- Created by: Gil Grant Richard Chapman
- Starring: Paul Sorvino D. W. Moffett Raymond J. Barry Marshall Bell
- Composer: Steve Dorff
- Country of origin: United States
- Original language: English
- No. of seasons: 1
- No. of episodes: 14

Production
- Running time: 60 minutes
- Production companies: Gil Grant Productions Chapman Productions Touchstone Television

Original release
- Network: CBS
- Release: September 16, 1987 – January 13, 1988

= The Oldest Rookie =

American crime drama television series

The Oldest Rookie is an American crime drama that aired from September 16, 1987, until January 13, 1988.

==Premise==
A police veteran with a desk job wants to become a street cop again, this means he will get assigned a rookie partner.

==Cast==
- Paul Sorvino as Officer Ike Porter
- D. W. Moffett as Detective Tony Jonas
- Raymond J. Barry as Lieutenant Marco Zaga
- Marshall Bell as Detective Gordon Lane
- Patrick Cronin as Chief Black

==Episodes==

| No. | Title | Directed by | Written by | Original release date |
| 1 | "Pilot (a.k.a. At the End of the Long Arm is a Glad Hand)" | Donald Petrie | Gil Grant | September 16, 1987 |
Porter and Jonas investigate a murder, against the wishes of their boss.
| 2 | "A Game Effort" | Harry Harris | Tom Chehak | September 23, 1987 |
A friend of Ike is dead following a mugging. Porter and Jonas is assigned to a group of Korean athletes preparing for the 1988 Seoul Olympics.
| 3 | "Heartbreakers" | Ric Rondell | Bill Luetscher | September 30, 1987 |
Ike gets a visit from her niece who becomes a witness to a mugging.
| 4 | "The Cereal Killer" | Vincent McEveety | Daniel Freudenberger | October 7, 1987 |
Ike and Tony looks for a killer who only kills at breakfast. A psychic starts having visions about the murders.
| 5 | "Blue Flu" | Kim Manners | Steve Johnson | October 14, 1987 |
Tony arrests a friend for murder.
| 6 | "Coming from Behind" | Ric Rondell | Elliot Stern | October 21, 1987 |
Ike and Tony gets paired with two female detectives after they botch a homicide case.
| 7 | "Grand Theft Avocado" | Allen Reisner | Jo & Thomas Perry | October 28, 1987 |
A rich developer is suspected of murder.
| 8 | "Expert Witness" | Harry Harris & Donald Petrie | Daniel Freudenberger | November 4, 1987 |
A secretary starts receiving anonymous threats.
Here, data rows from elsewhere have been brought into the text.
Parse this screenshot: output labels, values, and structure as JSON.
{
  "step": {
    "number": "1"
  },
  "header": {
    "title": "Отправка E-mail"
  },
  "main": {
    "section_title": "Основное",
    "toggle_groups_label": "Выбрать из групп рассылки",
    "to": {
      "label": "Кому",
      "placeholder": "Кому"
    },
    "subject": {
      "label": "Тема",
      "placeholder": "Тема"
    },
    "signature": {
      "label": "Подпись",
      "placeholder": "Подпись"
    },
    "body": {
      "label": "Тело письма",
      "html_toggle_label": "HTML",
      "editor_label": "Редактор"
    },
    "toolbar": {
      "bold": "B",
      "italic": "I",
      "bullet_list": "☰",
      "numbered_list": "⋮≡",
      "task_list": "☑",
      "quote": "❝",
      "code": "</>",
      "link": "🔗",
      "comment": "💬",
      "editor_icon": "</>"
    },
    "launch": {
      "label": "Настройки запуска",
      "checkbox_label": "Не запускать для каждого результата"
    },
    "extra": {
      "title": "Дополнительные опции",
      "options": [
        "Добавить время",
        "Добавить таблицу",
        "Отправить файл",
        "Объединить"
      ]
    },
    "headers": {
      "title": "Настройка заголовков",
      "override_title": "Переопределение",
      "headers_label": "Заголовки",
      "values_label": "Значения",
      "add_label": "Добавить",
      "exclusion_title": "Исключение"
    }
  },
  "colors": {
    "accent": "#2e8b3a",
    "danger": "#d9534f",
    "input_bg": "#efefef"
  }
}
Lane prepares Ike to be an expert witness.
| 9 | "Ike and Son" | Frank P. Flynn | Tom Chehak | November 11, 1987 |
Porter and Jonas go undercover as father and son in order to catch thieves at a pawn shop.
| 10 | "An Internal Affairs Affair" | Paul Krasny | Larry Nesbitt | November 25, 1987 |
Zaga's daughter asks Ike and Tony for help, when Zaga is arrested for being a coke dealer.
| 11 | "Come Fly with Me" | Ric Rondell | Gil Grant & Richard Chapman | December 16, 1987 |
Ike's ex-wife wants him to save her second marriage. Ike and Tony discover a gang of drug smugglers.
| 12 | "Best Men" | Judith Vogelsang | Tom Chehak | December 23, 1987 |
Ike and Tony investigate a perfume laboratory where a new scent causes amnesia.
| 13 | "Yessir, That's My Baby" | Frank P. Flynn | Richard Chapman & Gil Grant | January 6, 1988 |
Tony's ex-girlfriend leaves her baby with him.
| 14 | "Luck, Be a Lady" | Roger Duchowny | Gil Grant & Richard Chapman | January 13, 1988 |
Ike and Tony is in danger of suspension when they let a suspect loose.